British pharmaceutical giant GlaxoSmithKline
British pharmaceutical giant GlaxoSmithKline already faces bribery probe in China

China is set to begin a fresh three-month probe into its pharmaceutical and medical services industry, in a bid to root out bribery and other illegal business practices, following the scandal that has rocked GlaxoSmithKline.

The probe by the State Administration for Industry and Commerce (SAIC), one of the anti-trust regulators in China, is due to begin on Thursday, according to a report by the Xinhua news agency.

The SAIC, which is in charge of market supervision and commercial bribery cases in the country, also targets other sectors affected by bribery, fraud and other anti-competitive business practices.

The regulator will look into malpractices used by car dealers, placement agencies, and real estate agents among others.

"Commercial bribery not only leads to artificially high prices, it undermines market order in terms of fair competition and corrupts social morals and professionalism," the report said.

Xinhua added that the SAIC is aiming to "severely punish firms" if they are found guilty for bribery in the bidding process for drugs and medical services.

Widening Investigations and Arrests

Another Chinese regulator the National Development and Reform Commission (NDRC) is already investigating 60 foreign and local pharmaceutical firms over price-fixing. The NDRC is yet to conclude the investigation.

The commission also probes other sectors including milk powder, jewellery and autos over price-fixing.

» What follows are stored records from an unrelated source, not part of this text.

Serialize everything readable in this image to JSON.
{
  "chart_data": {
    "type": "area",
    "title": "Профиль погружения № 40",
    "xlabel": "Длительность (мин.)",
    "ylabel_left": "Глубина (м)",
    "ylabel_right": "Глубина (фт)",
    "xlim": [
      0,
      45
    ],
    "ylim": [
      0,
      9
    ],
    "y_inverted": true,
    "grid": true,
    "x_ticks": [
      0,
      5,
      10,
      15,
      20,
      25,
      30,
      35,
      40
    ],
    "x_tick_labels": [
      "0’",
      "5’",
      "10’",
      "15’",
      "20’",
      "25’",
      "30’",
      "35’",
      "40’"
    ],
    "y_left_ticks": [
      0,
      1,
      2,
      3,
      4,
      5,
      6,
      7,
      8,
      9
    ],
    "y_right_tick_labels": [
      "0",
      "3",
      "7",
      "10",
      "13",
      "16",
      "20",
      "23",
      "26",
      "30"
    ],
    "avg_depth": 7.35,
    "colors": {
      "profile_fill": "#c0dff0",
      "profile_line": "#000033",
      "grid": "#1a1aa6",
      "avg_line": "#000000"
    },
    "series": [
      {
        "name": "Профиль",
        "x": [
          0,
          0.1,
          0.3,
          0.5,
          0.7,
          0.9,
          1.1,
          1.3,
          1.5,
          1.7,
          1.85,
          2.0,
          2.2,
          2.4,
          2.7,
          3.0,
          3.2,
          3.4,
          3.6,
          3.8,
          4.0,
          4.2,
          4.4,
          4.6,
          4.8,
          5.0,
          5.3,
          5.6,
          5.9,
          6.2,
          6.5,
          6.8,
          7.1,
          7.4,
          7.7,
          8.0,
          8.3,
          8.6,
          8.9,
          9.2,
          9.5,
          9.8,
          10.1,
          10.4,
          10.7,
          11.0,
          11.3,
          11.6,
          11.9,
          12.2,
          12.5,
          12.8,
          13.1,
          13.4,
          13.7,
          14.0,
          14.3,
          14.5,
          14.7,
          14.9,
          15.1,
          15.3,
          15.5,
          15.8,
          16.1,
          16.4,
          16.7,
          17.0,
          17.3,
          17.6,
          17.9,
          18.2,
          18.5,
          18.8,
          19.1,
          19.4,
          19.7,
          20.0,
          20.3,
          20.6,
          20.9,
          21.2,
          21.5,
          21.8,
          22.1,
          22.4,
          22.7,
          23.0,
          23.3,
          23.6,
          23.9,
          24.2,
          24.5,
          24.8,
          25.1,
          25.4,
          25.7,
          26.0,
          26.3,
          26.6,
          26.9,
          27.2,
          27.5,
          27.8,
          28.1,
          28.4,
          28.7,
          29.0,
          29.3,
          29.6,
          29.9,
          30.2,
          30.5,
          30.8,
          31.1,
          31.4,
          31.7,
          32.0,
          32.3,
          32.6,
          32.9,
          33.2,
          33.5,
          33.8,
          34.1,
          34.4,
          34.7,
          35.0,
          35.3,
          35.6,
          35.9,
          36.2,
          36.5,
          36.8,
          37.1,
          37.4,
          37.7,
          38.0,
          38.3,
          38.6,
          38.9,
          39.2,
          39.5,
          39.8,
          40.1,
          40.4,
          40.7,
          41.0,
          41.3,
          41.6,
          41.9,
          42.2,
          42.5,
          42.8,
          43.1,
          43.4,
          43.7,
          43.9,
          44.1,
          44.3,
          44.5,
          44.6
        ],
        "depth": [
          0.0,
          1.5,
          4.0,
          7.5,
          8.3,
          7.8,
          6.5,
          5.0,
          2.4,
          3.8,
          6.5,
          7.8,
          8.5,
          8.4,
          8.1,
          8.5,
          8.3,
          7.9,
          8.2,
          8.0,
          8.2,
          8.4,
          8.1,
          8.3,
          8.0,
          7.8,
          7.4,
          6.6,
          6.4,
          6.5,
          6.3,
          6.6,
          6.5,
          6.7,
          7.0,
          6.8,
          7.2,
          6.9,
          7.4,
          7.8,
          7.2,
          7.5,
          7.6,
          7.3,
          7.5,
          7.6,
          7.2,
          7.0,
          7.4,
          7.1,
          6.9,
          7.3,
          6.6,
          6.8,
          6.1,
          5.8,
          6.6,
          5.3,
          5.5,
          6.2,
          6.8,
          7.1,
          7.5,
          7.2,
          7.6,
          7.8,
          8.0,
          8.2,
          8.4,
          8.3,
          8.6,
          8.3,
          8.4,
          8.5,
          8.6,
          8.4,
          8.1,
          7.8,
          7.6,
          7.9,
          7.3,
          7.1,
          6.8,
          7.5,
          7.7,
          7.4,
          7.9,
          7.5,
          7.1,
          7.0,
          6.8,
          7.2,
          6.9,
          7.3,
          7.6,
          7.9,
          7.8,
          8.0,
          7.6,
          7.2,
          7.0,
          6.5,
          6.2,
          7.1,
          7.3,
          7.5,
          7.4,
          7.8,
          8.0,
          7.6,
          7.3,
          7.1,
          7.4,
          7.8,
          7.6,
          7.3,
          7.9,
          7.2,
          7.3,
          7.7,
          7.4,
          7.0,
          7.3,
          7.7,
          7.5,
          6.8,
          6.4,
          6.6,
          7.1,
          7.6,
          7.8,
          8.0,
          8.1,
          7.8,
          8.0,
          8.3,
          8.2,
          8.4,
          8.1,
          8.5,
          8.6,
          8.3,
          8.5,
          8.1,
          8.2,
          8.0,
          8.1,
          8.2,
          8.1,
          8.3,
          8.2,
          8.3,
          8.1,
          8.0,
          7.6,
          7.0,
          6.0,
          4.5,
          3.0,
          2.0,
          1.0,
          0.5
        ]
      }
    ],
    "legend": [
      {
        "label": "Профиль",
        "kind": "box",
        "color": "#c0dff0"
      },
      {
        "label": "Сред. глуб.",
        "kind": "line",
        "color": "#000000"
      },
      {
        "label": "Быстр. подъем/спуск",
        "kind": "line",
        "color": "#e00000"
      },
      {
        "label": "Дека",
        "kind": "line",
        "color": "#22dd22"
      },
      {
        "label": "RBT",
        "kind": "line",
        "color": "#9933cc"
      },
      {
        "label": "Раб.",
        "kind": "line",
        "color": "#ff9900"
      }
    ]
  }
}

Earlier this month, there were reports that French drugmaker Sanofi is being probed by Beijing municipal authorities over bribery allegations. Sanofi staff allegedly paid bribes totalling 1.69m yuan ($274,000; €205,000; £177,000) to 503 doctors at 79 hospitals in Beijing, Shanghai, Guangzhou and Hangzhou, in late 2007, to encourage them to prescribe Sanofi products.

Sanofi said in a response that it takes the allegations very seriously.

In addition, British pharmaceutical giant GlaxoSmithKline has been facing investigation for suspected bribery and tax-related offences in China since early July.

China's Ministry of Public Security accused unnamed GSK executives of routing 3bn yuan in bribes to doctors through 700 travel agencies and consultancies over six years.

In connection with the allegations, Chinese authorities have taken several GSK executives into custody and claim a number admitted to criminal charges of bribery and tax law violations.

GSK also admitted some Chinese executives appeared to have broken the law but CEO Andrew Witty said the head office had no prior knowledge about the wrongdoing.